When I was a child there was something called ‘Chip Club’ – a leaflet given out at school once or twice a year, from which we could order books. I was lucky, my mum always bought me a book, and in 1974 I chose 100+ American Poems, edited by Paul Molloy. Why? Maybe for the title, since it sounded like you were getting a lot of poems for your money. Or maybe America was the lure: all the best telly was American – Kojak, Star Trek, the Mary Tyler Moore show. This was the era of the moon landings; America was everywhere; Watergate was always on the news and I felt so sorry for poor Richard Nixon with his sad, teddy bear face.


I was also very curious about poetry. 100+ American Poems was, I think, meant to be a book for children: published by Scholastic, the poems were interspersed with arty black and white photos taken by American high school students, and the photos certainly made an impression on me. But I’ve never outgrown this eclectic gathering in which Thoreau rubs shoulders with Ogden Nash, Marianne Moore with Countee Cullen. On the cover there’s a dense list of names including Bob Dylan, yet strangely no Dylan inside – what happened? Perhaps the Nobel controversy was brewing even then, and some big cheese at Scholastic must have snapped, ‘Get rid of Dylan, he isn’t a poet!’ I didn’t miss out – my sister had the Greatest Hits album and in our shared bedroom I spent many hours of my childhood listening to her singing soulfully along to Don’t Think Twice, it’s Alright. (Yes, he was definitely a poet.)
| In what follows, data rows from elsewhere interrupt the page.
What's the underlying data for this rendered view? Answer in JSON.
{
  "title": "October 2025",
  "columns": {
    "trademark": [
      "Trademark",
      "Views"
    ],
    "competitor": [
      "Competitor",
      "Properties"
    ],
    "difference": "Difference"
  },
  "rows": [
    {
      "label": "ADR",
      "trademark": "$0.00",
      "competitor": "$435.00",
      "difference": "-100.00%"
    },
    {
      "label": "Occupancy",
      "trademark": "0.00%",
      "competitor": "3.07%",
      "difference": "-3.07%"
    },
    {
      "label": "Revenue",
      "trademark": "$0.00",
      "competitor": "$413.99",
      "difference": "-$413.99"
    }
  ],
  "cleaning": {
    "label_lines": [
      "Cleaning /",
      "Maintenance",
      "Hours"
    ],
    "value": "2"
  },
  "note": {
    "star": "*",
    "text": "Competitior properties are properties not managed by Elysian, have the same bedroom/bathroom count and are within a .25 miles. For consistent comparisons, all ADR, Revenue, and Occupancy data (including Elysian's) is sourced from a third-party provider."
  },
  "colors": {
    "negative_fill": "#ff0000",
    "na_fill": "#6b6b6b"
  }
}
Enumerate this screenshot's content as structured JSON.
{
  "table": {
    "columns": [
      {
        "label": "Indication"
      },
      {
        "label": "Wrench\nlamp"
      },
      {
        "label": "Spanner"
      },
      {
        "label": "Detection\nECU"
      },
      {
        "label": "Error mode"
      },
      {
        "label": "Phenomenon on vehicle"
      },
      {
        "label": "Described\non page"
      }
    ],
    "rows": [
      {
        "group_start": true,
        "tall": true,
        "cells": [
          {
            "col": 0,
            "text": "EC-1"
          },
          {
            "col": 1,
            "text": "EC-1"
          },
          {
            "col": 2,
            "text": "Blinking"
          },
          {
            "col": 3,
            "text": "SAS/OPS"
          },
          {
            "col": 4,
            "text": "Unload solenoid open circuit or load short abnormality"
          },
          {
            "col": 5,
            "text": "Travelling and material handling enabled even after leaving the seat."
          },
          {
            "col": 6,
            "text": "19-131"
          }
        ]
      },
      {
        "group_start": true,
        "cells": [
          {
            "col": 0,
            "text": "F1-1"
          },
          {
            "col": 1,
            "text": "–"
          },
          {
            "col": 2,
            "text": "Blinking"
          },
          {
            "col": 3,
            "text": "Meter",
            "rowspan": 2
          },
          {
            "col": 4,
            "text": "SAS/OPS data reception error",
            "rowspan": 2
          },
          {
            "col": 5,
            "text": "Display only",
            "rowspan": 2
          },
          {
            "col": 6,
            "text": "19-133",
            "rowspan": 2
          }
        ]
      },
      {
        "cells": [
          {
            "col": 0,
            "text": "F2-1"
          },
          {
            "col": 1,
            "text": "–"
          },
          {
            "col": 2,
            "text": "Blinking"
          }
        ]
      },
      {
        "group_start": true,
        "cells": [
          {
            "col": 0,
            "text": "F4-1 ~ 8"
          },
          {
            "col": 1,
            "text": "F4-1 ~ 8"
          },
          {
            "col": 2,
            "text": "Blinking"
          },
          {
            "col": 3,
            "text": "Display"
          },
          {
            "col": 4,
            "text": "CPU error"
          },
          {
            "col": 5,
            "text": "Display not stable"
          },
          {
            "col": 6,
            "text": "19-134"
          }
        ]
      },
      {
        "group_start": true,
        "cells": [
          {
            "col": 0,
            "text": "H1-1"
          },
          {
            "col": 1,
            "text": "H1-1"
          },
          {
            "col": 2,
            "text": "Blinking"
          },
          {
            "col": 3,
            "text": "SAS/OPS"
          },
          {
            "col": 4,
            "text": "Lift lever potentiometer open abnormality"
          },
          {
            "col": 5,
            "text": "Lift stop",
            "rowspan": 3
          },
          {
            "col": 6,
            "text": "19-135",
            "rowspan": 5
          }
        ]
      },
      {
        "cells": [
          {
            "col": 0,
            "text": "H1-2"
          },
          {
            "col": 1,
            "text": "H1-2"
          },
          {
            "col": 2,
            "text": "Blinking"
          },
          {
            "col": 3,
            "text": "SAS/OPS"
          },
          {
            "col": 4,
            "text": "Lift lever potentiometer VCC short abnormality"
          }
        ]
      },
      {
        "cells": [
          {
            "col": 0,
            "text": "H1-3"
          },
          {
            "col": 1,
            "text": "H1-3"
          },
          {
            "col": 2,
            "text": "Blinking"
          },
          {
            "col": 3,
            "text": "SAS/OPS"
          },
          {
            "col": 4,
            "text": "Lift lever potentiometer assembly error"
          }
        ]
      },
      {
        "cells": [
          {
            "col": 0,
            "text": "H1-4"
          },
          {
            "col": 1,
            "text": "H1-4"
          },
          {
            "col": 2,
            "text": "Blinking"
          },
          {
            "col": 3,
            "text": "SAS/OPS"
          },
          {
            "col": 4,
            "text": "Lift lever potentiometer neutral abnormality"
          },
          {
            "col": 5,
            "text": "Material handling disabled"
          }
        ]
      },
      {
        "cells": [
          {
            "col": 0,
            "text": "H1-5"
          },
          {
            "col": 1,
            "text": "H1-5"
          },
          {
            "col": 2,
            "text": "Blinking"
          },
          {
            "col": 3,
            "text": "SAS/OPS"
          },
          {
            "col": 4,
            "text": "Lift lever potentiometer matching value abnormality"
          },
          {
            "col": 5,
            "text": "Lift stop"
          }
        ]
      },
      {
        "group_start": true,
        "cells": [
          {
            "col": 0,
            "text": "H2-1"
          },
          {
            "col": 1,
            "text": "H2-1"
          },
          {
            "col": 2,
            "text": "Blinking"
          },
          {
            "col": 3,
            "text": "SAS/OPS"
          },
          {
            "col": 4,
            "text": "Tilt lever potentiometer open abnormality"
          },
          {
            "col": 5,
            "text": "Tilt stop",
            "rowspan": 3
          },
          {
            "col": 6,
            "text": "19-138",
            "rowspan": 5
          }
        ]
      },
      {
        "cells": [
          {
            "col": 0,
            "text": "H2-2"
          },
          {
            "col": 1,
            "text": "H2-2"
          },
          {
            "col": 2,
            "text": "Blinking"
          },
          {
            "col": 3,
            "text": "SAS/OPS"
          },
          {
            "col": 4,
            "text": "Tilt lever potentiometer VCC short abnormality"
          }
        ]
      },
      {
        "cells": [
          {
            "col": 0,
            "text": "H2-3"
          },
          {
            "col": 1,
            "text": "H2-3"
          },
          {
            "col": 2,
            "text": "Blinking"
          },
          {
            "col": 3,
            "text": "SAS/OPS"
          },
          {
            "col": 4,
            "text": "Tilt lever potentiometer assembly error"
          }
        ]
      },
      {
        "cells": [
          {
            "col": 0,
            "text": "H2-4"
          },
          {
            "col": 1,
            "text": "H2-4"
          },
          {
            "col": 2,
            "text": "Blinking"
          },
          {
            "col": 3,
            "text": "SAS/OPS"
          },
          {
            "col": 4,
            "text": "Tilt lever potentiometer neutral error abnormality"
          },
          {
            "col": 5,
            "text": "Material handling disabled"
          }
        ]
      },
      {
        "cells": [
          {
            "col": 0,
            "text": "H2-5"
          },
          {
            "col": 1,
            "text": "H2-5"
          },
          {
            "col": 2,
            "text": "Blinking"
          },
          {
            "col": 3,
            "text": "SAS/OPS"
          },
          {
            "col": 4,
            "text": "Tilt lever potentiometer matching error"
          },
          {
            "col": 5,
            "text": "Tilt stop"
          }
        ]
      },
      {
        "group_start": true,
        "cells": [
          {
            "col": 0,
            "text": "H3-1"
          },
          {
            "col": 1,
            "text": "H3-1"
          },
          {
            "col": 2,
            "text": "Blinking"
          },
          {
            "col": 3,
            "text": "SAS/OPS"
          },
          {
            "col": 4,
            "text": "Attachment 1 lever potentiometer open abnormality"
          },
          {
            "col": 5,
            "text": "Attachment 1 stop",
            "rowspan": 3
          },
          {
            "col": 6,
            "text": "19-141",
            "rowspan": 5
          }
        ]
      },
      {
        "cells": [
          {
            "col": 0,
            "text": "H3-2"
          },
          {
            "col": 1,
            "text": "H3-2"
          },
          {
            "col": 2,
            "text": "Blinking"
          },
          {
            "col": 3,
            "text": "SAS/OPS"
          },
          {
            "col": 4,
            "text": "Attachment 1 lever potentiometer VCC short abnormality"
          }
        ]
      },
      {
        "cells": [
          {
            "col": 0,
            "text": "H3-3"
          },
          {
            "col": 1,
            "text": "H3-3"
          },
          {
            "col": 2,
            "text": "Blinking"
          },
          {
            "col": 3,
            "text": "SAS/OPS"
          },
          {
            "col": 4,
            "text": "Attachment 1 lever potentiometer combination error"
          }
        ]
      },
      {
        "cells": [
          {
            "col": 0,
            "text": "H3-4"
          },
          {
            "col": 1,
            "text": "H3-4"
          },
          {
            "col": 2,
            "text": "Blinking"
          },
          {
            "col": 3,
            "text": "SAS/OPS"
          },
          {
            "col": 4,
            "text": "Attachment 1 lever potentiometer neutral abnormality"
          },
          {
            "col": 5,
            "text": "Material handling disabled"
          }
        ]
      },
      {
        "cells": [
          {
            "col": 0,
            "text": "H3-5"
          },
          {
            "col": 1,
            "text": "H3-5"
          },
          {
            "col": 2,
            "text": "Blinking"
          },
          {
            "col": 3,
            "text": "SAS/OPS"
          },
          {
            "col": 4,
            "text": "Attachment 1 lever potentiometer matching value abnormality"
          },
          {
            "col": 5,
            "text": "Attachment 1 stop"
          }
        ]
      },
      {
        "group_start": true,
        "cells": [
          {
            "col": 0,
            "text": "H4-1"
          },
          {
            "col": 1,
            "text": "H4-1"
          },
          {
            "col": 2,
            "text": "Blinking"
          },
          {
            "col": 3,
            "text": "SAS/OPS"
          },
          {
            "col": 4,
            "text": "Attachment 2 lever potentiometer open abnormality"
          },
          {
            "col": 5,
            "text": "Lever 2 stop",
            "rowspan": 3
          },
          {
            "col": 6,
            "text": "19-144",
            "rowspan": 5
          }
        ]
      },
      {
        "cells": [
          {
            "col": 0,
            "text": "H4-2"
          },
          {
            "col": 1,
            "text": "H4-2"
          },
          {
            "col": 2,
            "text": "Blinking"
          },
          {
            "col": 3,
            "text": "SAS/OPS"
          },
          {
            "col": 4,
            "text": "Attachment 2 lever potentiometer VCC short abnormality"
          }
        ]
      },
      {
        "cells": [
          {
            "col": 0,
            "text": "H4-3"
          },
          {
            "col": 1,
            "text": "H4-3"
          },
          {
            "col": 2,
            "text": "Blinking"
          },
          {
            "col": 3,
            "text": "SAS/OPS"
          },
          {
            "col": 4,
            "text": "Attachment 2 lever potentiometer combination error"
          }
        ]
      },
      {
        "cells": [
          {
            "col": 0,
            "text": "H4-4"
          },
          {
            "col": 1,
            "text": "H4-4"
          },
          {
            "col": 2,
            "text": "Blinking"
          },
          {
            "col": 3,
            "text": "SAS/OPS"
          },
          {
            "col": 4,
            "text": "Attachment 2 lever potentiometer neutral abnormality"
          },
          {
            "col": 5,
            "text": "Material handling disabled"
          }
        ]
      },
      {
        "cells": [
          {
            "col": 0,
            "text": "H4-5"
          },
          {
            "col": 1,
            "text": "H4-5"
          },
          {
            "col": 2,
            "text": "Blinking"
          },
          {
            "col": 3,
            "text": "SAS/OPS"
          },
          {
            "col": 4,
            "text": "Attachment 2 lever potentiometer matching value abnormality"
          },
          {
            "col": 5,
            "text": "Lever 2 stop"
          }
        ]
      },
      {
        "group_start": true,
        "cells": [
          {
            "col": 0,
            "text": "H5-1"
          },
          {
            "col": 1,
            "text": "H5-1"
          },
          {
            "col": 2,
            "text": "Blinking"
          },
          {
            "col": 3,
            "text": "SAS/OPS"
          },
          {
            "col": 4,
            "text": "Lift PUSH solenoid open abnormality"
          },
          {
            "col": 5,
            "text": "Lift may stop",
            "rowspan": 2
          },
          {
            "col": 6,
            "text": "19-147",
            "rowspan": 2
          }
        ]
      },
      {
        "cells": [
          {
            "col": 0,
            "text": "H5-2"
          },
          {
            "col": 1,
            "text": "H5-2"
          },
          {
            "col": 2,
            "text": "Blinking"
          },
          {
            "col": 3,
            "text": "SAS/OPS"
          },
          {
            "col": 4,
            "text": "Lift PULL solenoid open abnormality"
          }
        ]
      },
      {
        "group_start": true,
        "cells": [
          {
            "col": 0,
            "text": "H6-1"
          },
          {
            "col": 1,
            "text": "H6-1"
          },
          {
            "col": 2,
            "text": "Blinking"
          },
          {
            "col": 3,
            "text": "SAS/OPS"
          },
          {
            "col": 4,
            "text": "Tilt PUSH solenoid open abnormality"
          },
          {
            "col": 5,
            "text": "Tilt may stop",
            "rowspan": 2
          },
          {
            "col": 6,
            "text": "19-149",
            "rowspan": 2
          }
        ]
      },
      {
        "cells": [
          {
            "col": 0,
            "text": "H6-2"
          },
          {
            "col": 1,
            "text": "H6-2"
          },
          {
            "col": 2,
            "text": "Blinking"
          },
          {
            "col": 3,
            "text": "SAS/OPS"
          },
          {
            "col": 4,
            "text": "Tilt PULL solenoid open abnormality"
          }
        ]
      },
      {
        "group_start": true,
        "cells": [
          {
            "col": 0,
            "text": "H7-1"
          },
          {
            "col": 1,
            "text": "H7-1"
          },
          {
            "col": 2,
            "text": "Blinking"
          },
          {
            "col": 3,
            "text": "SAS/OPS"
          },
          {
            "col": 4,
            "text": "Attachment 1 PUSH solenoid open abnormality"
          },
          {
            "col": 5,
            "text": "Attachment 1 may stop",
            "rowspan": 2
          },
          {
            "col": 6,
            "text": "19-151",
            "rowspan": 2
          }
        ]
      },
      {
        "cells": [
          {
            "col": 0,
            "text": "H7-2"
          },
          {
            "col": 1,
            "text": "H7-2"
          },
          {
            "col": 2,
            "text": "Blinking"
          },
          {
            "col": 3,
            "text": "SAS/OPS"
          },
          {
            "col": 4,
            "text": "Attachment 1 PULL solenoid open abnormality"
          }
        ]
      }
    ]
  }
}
Like all great anthologies, 100+ American Poems sets out its stall on the very first page, with Dream Boogie, by Langston Hughes:
Good morning daddy!
Ain’t you heard
The boogie-woogie rumble
Of a dream deferred?
I loved these lines, even though I had no idea what they meant, or who Langston Hughes was, or why he had such significance. Why would I? I was a small white girl growing up in Hereford, which was also small and white.
There was Capacity, a poem about people on a bus: Affable, bibulous, corpulent, dull, eager-to-find-a-seat, formidable … I chanted it over and over again. The poem was by John Updike, a name I had seen in Hereford library on the cover of a book called Rabbit, Run which sounded like it should be in the children’s section.
There were poems bafflingly attributed to a cockroach called Archy, who didn’t use punctuation:
expression is the need of my soul
i was once a vers libre bard
but i died and my soul went into the body of a cockroach
it has given me a new outlook upon life
Archy had a love-hate relationship with a cat called Mehitabel, and he also had a friend who was a moth: i wish / there was something i wanted / as badly as he wanted to fry himself
There were several poems grouped under the heading The First Americans; it took me a while to make the connection between these poems and our regular blood-curdling Sunday tea-time date with the classic serial: Last of the Mohicans. But as I read Uncertain Admission by Frances Bazil, I began to form the hazy idea that there might be more to it than scalps and moccasins:
The birds soar above me with doubtful dips and dives
They all, in their own way, ask the question,
Who are you, who are you?
I have to admit to them, to myself,
I am an Indian.
I have to admit …. It was a disturbing, chastening line, and I’ve remembered it all my life.
Also lines from Auden’s Elegy for J.F.K:
Why then? Why there? Why thus, we cry, did he die?
And Richard Wilbur:
My dog lay dead five days without a grave
And May Swenson:
I took my cat apart / to see what made him purr
There was Walt Whitman of course, warbling away, but then again, there was Langston Hughes:
I, too, sing America.
I loved 100+ American Poems. It opened my eyes, and even though only nineteen of those poems are by women, I forgive it. Perhaps at some level even then I was aware of the erasure, and perhaps this led me as a teenager to the top floor of Hereford library where there was a wall of shelves the length of a house, filled with poetry. Perhaps this was why, some years later, I studied Dickinson, Adrienne Rich, Audre Lord, Judy Grahn: those great poets, those mighty feminists. But I don’t denigrate the dead white men; I don’t regret being introduced to Frost, Poe, Roethke or any other poet in the book. They taught me so much, and whenever I dip into the book now, I’m reminded of being just ten years old, of first becoming aware that all poems are voices – and all of them insisting: Listen to me.